In a certain type of experiment, where $a$ and $b$ are angles of two magnets used to reveal something about the spin of a particle, quantum mechanics predicts that
$$C(a,b) \;=\; -\cos(a-b).$$When the control variables only differ little, $A$ and $B$ are thus strongly anti-correlated, but when the control variables are on opposite sides of the unit circle, $A$ and $B$ are closely correlated. This is a prediction based on physical considerations.

### Bounds on Joint Correlations

However, let's stick with the pure statistics a bit longer. Suppose again $A$ depends only on $a$, and $B$ depends only on $b$, possibly given some fixed, shared background information which is independent of the control variables.

 The statistical situation when the background information is held constant.

Then $C(a,b)$ can be expanded to
\begin{eqnarray}
C(a,b) &=& +P(A=1\,|\,a) \, P(B=1\,|\,b) \\
&   & +P(A=0\,|\,a) \, P(B=0\,|\,b) \\
&   & - P(A=1\,|\,a) \, P(B=0\,|\,b) \\
&   & - P(A=0\,|\,a) \, P(B=1\,|\,b) \\
&=& [P(A=1\,|\,a) - P(A=0\,|\,a)] \times [P(B=1\,|\,b) - P(B=0\,|\,b)],
\end{eqnarray}that is, the product of two statistics which measure how stochastic the variables $A$ and $B$ are given the control parameter settings.
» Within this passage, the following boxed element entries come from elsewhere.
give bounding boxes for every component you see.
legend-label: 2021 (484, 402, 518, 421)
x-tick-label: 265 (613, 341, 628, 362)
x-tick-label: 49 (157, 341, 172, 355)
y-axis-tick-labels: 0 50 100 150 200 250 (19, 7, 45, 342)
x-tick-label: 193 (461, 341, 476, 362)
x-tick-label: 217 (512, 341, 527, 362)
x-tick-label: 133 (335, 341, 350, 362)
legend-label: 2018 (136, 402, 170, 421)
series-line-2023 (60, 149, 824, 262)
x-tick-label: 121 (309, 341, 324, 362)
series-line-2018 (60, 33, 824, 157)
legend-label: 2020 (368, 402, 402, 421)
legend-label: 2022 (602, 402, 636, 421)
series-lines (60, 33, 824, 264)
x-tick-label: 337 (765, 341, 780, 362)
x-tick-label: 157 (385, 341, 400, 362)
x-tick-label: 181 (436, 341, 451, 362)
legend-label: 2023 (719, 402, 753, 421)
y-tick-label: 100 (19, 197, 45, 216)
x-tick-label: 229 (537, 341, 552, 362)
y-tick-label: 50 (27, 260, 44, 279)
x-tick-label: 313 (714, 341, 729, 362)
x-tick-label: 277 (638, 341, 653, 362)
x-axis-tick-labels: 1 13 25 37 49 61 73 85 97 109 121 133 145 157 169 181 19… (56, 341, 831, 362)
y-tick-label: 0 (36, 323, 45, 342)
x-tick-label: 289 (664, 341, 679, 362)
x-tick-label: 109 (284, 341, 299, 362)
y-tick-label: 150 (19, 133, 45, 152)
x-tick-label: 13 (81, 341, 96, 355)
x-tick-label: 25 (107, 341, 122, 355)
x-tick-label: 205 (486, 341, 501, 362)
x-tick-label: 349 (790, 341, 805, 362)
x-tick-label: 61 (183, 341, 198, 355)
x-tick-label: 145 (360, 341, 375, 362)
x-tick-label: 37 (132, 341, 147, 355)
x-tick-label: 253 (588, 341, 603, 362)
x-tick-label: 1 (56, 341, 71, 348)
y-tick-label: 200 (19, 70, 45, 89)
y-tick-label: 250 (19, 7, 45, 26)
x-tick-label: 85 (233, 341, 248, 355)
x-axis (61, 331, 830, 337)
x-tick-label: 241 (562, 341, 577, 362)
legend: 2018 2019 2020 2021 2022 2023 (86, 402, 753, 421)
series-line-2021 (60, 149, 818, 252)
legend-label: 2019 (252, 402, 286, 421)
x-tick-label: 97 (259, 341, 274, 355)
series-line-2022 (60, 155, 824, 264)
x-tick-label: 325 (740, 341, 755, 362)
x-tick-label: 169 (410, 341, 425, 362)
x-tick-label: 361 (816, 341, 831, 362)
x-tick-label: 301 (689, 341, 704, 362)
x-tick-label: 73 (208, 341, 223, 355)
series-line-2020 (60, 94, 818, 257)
Using obvious abbreviations,
$$C(a,b) \; = \; (A_1 - A_0) (B_1 - B_0),$$and thus
\begin{eqnarray}
C(a,b) + C(a,b^\prime) &=&
(A_1 - A_0) (B_1 - B_0 + B_1^\prime - B_0^\prime)
& \leq & (B_1 - B_0 + B_1^\prime - B_0^\prime); \\
C(a^\prime,b) - C(a^\prime,b^\prime) &=& (A_1^\prime - A_0^\prime) (B_1 - B_0 - B_1^\prime + B_0^\prime)
& \leq & (B_1 - B_0 - B_1^\prime + B_0^\prime).
\end{eqnarray}It follows that
$$C(a,b) + C(a,b^\prime) + C(a^\prime,b) - C(a^\prime,b^\prime) \;\leq\; 2(B_1 - B_0) \;\leq\; 2.$$Since $(B_1 - B_0)\geq-1$, a similar derivation shows that
$$| C(a,b) + C(a,b^\prime) + C(a^\prime,b) - C(a^\prime,b^\prime) | \;\leq\; 2|B_1 - B_0| \;\leq\; 2.$$In fact, all 16 variants of this inequality, with the signs alternating in all possible ways, can be derived using the same idea.

### Violations of Those Bounds

But now look again at
$$C(a,b) \;=\; -\cos(a-b).$$We then have, for $(a,b,a^\prime,b^\prime)=(0,\pi/4,\pi/2,-\pi/4)$,
$$\left| C\left(0, \frac{\pi}{4}\right) + C\left(0, -\frac{\pi}{4}\right) + C\left(\frac{\pi}{4}, \frac{\pi}{4}\right) - C\left(\frac{\pi}{4}, -\frac{\pi}{4}\right) \right| \;=\; -2\sqrt{2},$$which is indeed outside the interval $[-2,2]$. $C$ can thus not be of the predicted functional form and at the same time satisfy the bound on the correlation statistics. Something's gotta give.

### Introducing Hidden Variables

This entire derivation relied on $A$ and $B$ depending on nothing other than their own private control variables, $a$ and $b$.

However, suppose that a clever physicist proposes to explain the dependence between $A$ and $B$ by postulating some unobserved hidden cause influencing them both. There is then some stochastic variable $\lambda$ which is independent of the control variables, yet causally influences both $A$ and $B$.

 The statistical situation when the background information varies stochastically.

However, even if this is the case, we can go through the entire derivation above, adding "given $\lambda$" to every single step of the process. As long as we condition on a fixed value of lambda, each of the steps still hold. But since the inequality thus is valid for every single value of $\lambda$, it is also valid in expectation, and we can thus integrate $\lambda$ out; the result is that even under such a "hidden variable theory," the inequality still holds.

Hence, the statistical dependency cannot be explained by a shared cause alone, since the functional form of the probability densities for $A$ given $a$ and $B$ given $b$ are of a wrong form. We will therefore need to either postulate direct causality between $A$ and $B$ or an observed downstream variable (sampling bias) instead.

Note that the only thing we really need to prove this result is the assumption that the probability $P(A,B \, | \, a,b,\lambda)$ factors into the product $P(A \, | \, a,b,\lambda)\, P(B \, | \, a,b,\lambda)$. This corresponds to the assumption that there is no direct causal connection between $A$ and $B$.